Hell, Lord of the Rings‘ The Battle of Helm’s Deep is still one of the best action sequences, both on paper and the big screen. It is a thoroughly epic, high stakes sequence. The entire sequence is so vivid, so epic, it’s straight out of the tradition of classic mythology. A desperate defense, an unstoppable orc assault, and when all hope seems lost…cue the Riders of Rohan and Gandalf storming from a hill above, flanking the orc army, and obliterating them.
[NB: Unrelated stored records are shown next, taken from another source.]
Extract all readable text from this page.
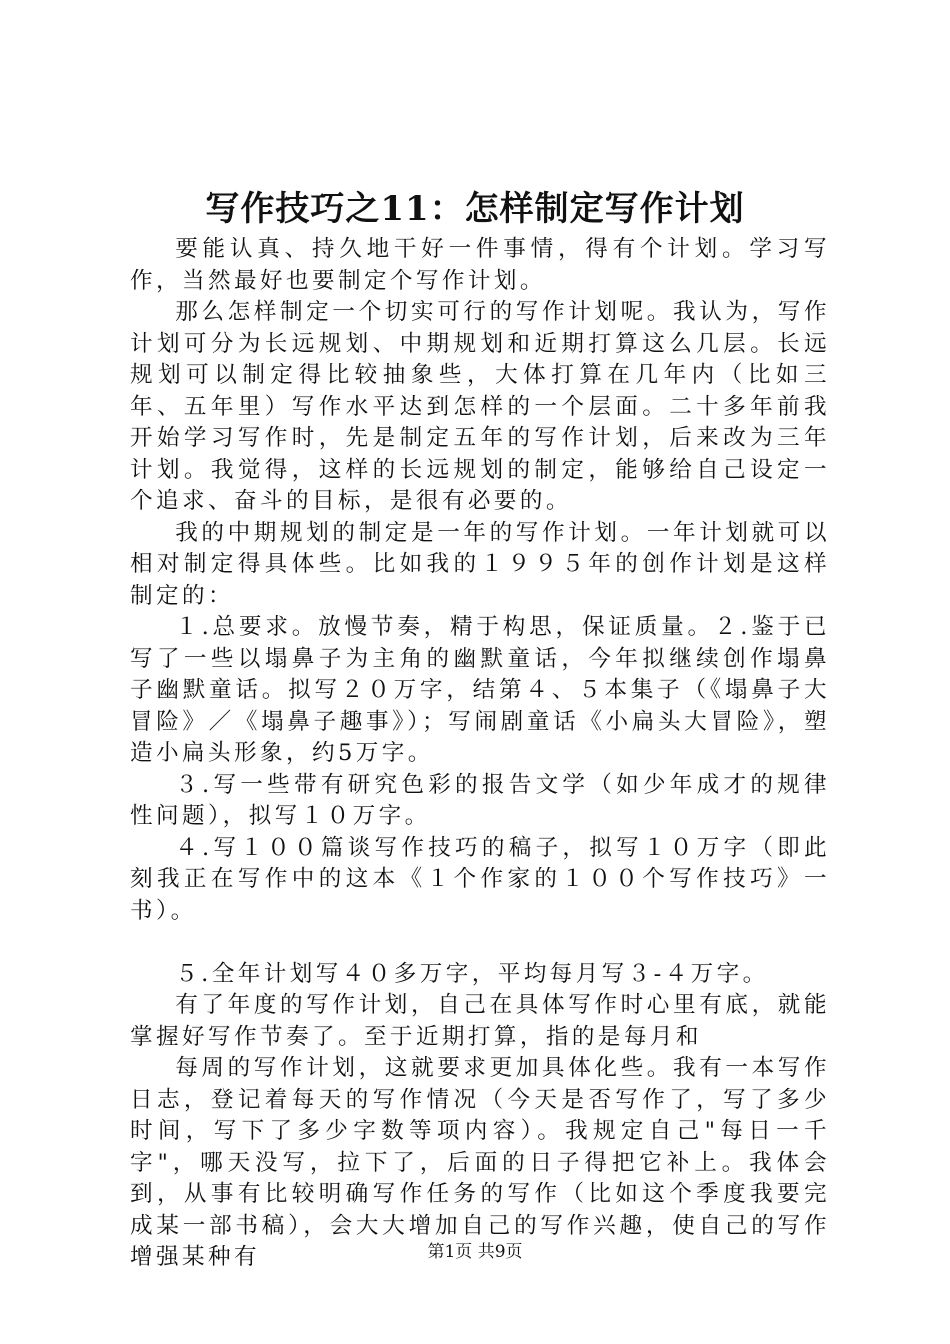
写作技巧之11：怎样制定写作计划

要能认真、持久地干好一件事情，得有个计划。学习写作，当然最好也要制定个写作计划。

那么怎样制定一个切实可行的写作计划呢。我认为，写作计划可分为长远规划、中期规划和近期打算这么几层。长远规划可以制定得比较抽象些，大体打算在几年内（比如三年、五年里）写作水平达到怎样的一个层面。二十多年前我开始学习写作时，先是制定五年的写作计划，后来改为三年计划。我觉得，这样的长远规划的制定，能够给自己设定一个追求、奋斗的目标，是很有必要的。

我的中期规划的制定是一年的写作计划。一年计划就可以相对制定得具体些。比如我的１９９５年的创作计划是这样制定的：

１.总要求。放慢节奏，精于构思，保证质量。２.鉴于已写了一些以塌鼻子为主角的幽默童话，今年拟继续创作塌鼻子幽默童话。拟写２０万字，结第４、５本集子（《塌鼻子大冒险》／《塌鼻子趣事》）；写闹剧童话《小扁头大冒险》，塑造小扁头形象，约5万字。

３.写一些带有研究色彩的报告文学（如少年成才的规律性问题），拟写１０万字。

４.写１００篇谈写作技巧的稿子，拟写１０万字（即此刻我正在写作中的这本《１个作家的１００个写作技巧》一书）。

５.全年计划写４０多万字，平均每月写３-４万字。

有了年度的写作计划，自己在具体写作时心里有底，就能掌握好写作节奏了。至于近期打算，指的是每月和

每周的写作计划，这就要求更加具体化些。我有一本写作日志，登记着每天的写作情况（今天是否写作了，写了多少时间，写下了多少字数等项内容）。我规定自己"每日一千字"，哪天没写，拉下了，后面的日子得把它补上。我体会到，从事有比较明确写作任务的写作（比如这个季度我要完成某一部书稿），会大大增加自己的写作兴趣，使自己的写作增强某种有	第1页 共9页
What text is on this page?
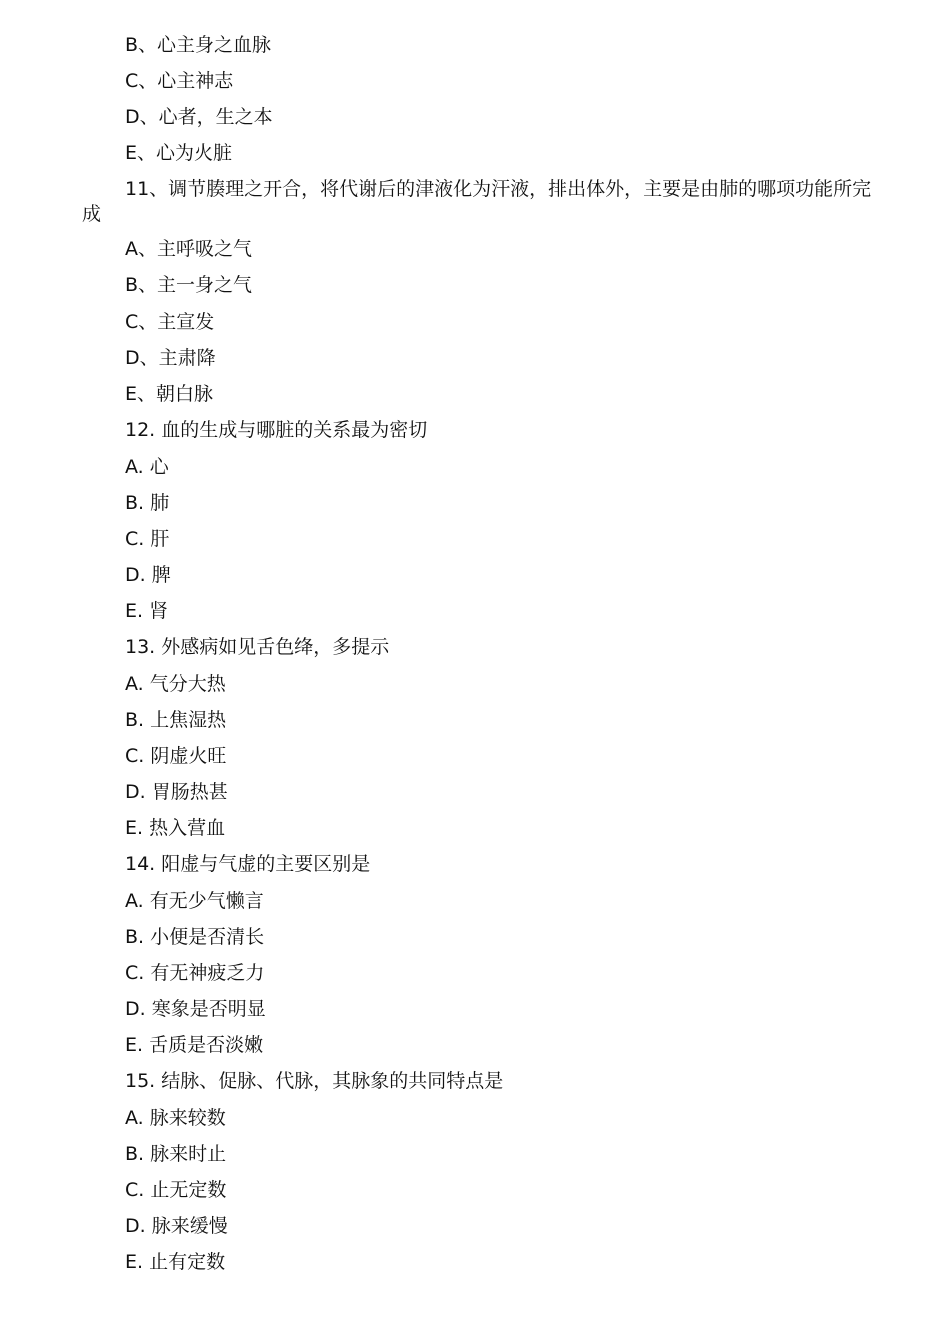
B、心主身之血脉
C、心主神志
D、心者，生之本
E、心为火脏
11、调节腠理之开合，将代谢后的津液化为汗液，排出体外，主要是由肺的哪项功能所完成
A、主呼吸之气
B、主一身之气
C、主宣发
D、主肃降
E、朝白脉
12. 血的生成与哪脏的关系最为密切
A. 心
B. 肺
C. 肝
D. 脾
E. 肾
13. 外感病如见舌色绛，多提示
A. 气分大热
B. 上焦湿热
C. 阴虚火旺
D. 胃肠热甚
E. 热入营血
14. 阳虚与气虚的主要区别是
A. 有无少气懒言
B. 小便是否清长
C. 有无神疲乏力
D. 寒象是否明显
E. 舌质是否淡嫩
15. 结脉、促脉、代脉，其脉象的共同特点是
A. 脉来较数
B. 脉来时止
C. 止无定数
D. 脉来缓慢
E. 止有定数
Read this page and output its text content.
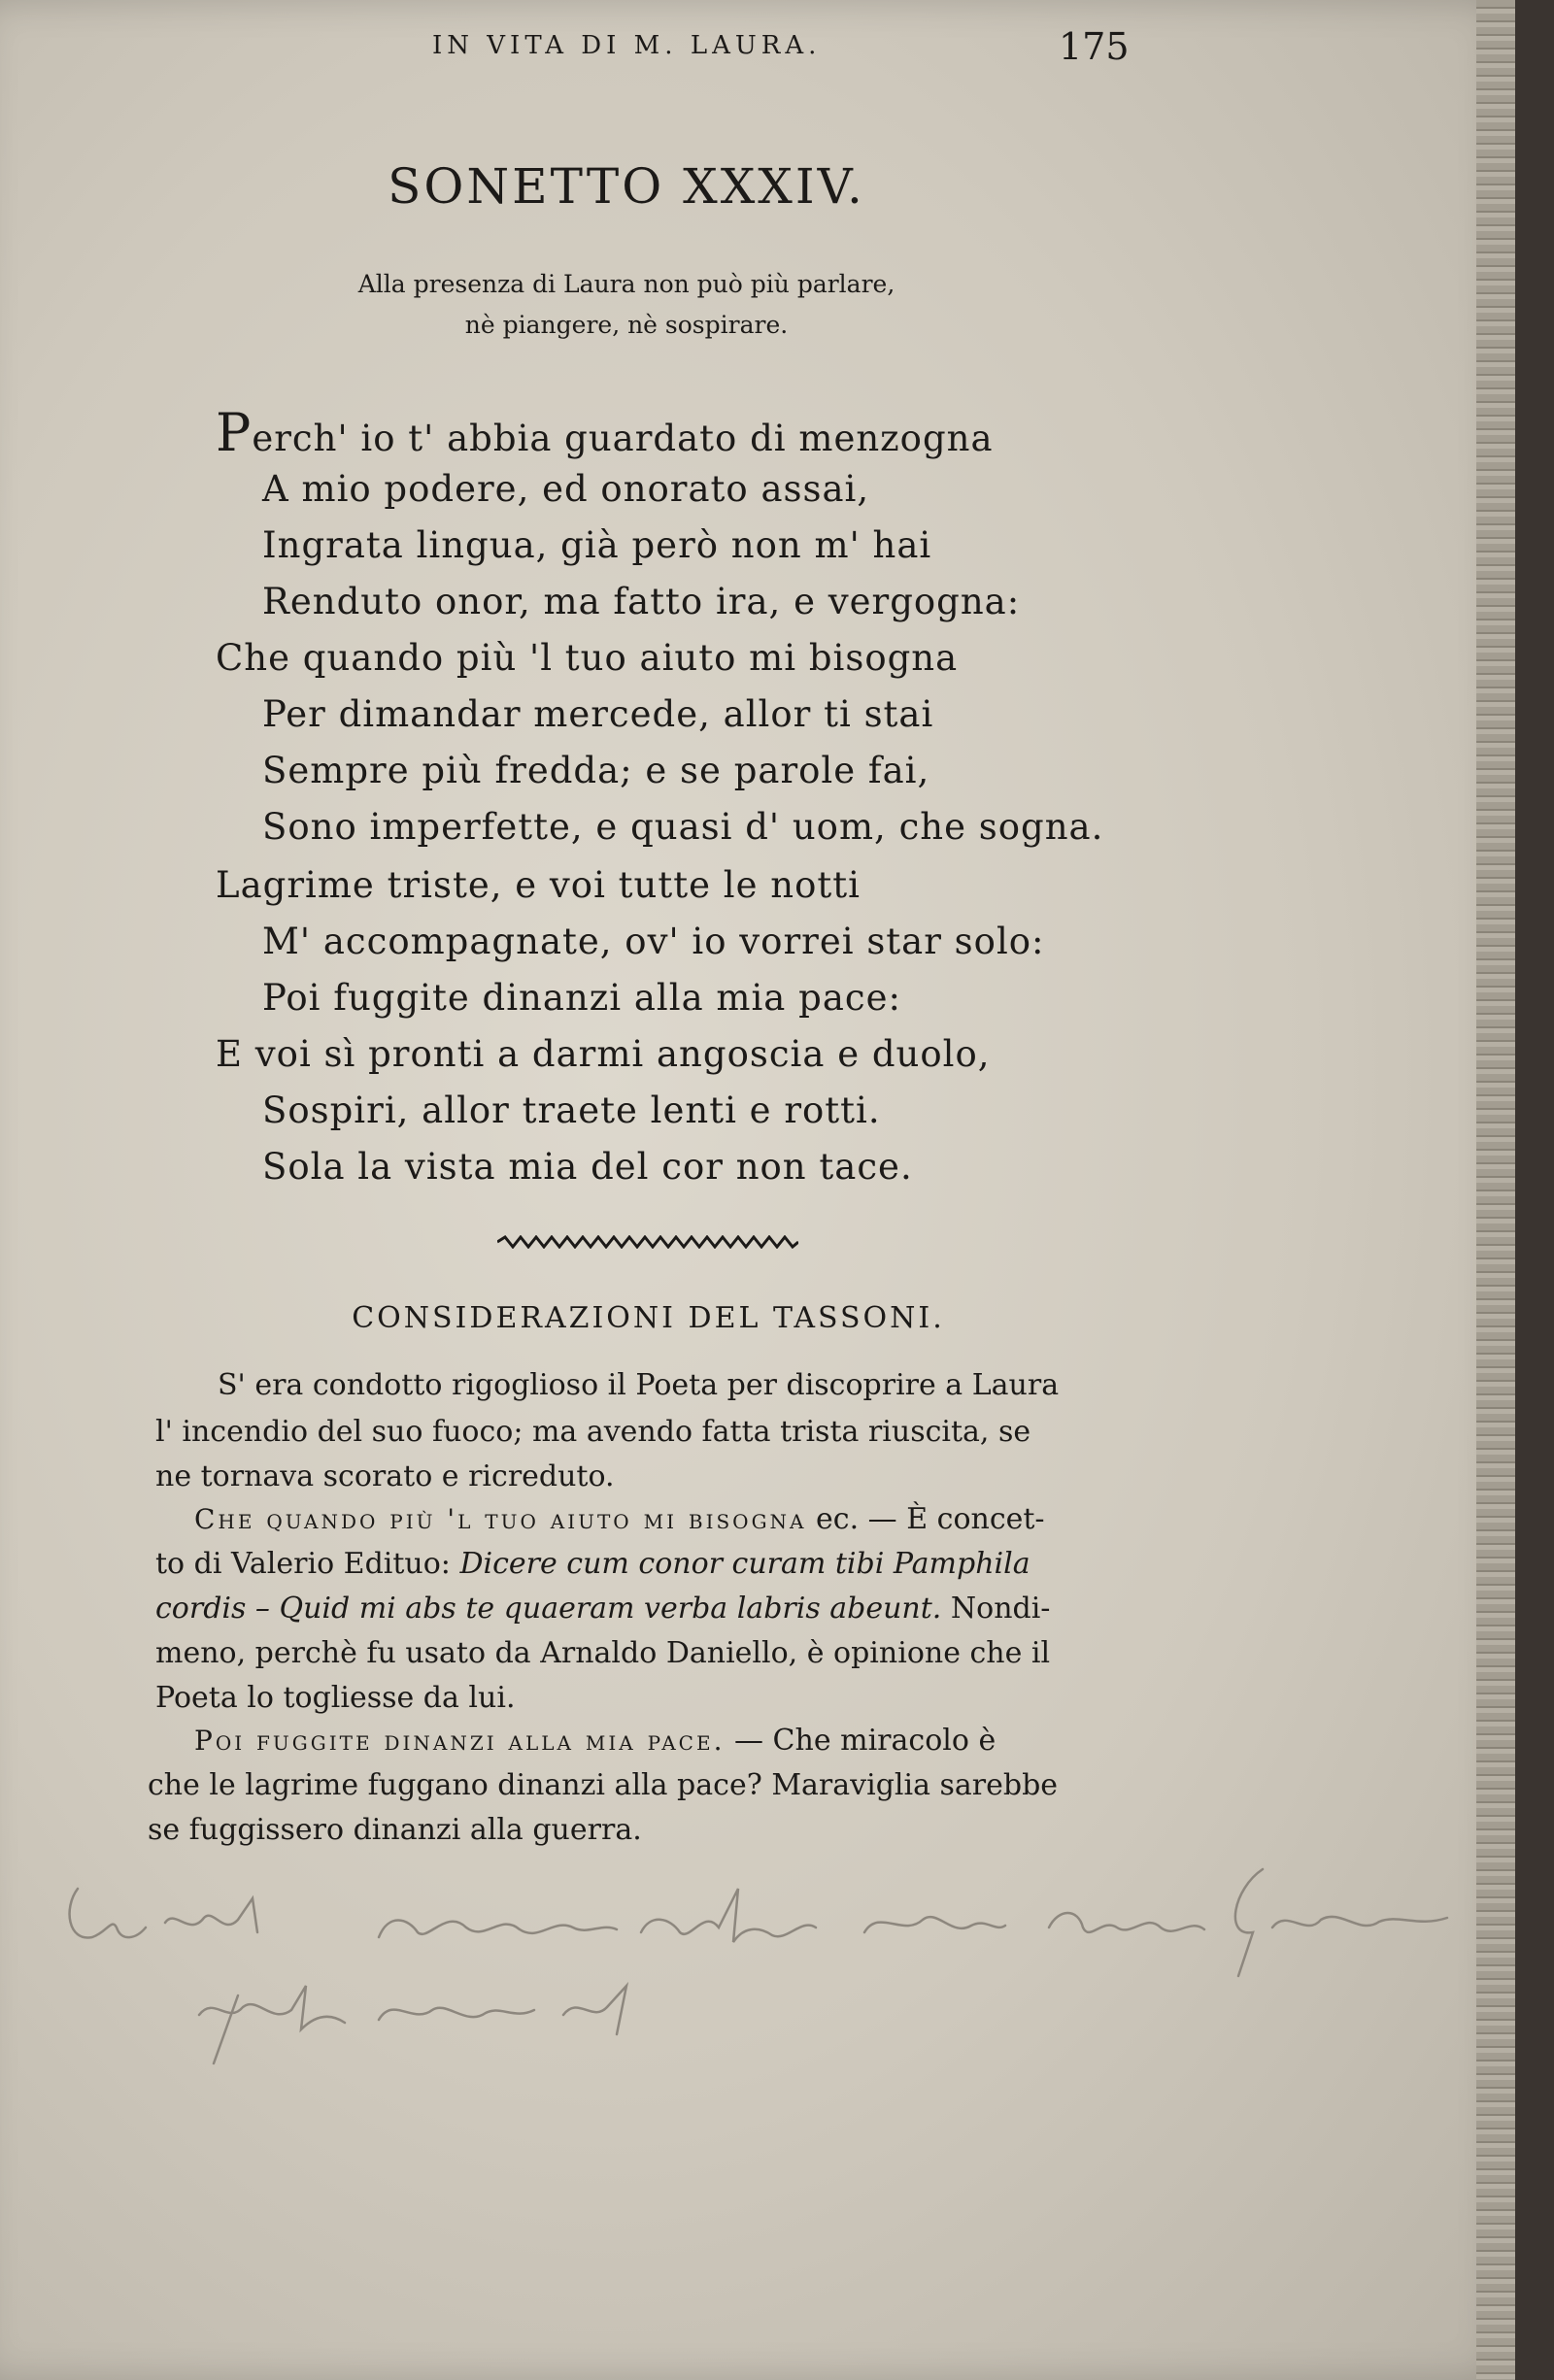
IN VITA DI M. LAURA.	175
SONETTO XXXIV.
Alla presenza di Laura non può più parlare,
nè piangere, nè sospirare.
Perch' io t' abbia guardato di menzogna
A mio podere, ed onorato assai,
Ingrata lingua, già però non m' hai
Renduto onor, ma fatto ira, e vergogna:
Che quando più 'l tuo aiuto mi bisogna
Per dimandar mercede, allor ti stai
Sempre più fredda; e se parole fai,
Sono imperfette, e quasi d' uom, che sogna.
Lagrime triste, e voi tutte le notti
M' accompagnate, ov' io vorrei star solo:
Poi fuggite dinanzi alla mia pace:
E voi sì pronti a darmi angoscia e duolo,
Sospiri, allor traete lenti e rotti.
Sola la vista mia del cor non tace.
CONSIDERAZIONI DEL TASSONI.
S' era condotto rigoglioso il Poeta per discoprire a Laura
l' incendio del suo fuoco; ma avendo fatta trista riuscita, se
ne tornava scorato e ricreduto.
Che quando più 'l tuo aiuto mi bisogna ec. — È concet-
to di Valerio Edituo: Dicere cum conor curam tibi Pamphila
cordis – Quid mi abs te quaeram verba labris abeunt. Nondi-
meno, perchè fu usato da Arnaldo Daniello, è opinione che il
Poeta lo togliesse da lui.
Poi fuggite dinanzi alla mia pace. — Che miracolo è
che le lagrime fuggano dinanzi alla pace? Maraviglia sarebbe
se fuggissero dinanzi alla guerra.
It is the essence of epic, written in painstakingly crafted prose, for that sole reaction.
Even if you’re writing an action sequence involving a semi-functional, ancient war machine fighting against 18th centuryesque mercenaries on horseback, using pew pew magic single shot rifles, if you treat the prose, the characters’ thoughts, the tension, with respect, with a consistent tone, with fear, with bravery, with all the good parts of an epic fantasy sequence, the rest will follow. All hope is lost, everyone is hunkered down, but then, rising from behind a cragged rock wall, the lone dumbass steps out. He’s got a plan, a desperate one, with the help of his band. He takes it on alone, scared out of his mind, knees shaking.
But he flies, running through the gaps in time, mana blowing holes in the earth, something completely insane to those witnessing it. He gets hit, a bullet to his leg, but adrenaline’s pumping. He jumps, lands on the hull, rips the pilot out, and proceeds to beat him in a slugfest. There’s silence, there’s hope….there’s joy.
And a myth is born, exaggerated, retold, rewoven, time and again.
If you treat the action sequence with a flippant tone, well, you get deflation. That’s an intentional choice. It works. It makes it funny, or it downplays heroism or badassery. If you treat it with reverence, with tension, with fear, it’s epic.
It’s fantasy. You can still have an over the top battle while still maintaining realistic characters and plots.
Sometimes, like a Burger King motto, you can have it both ways.
There’s a reason why we are still fascinated with the Chaoskampf. We are always slaying the dragon.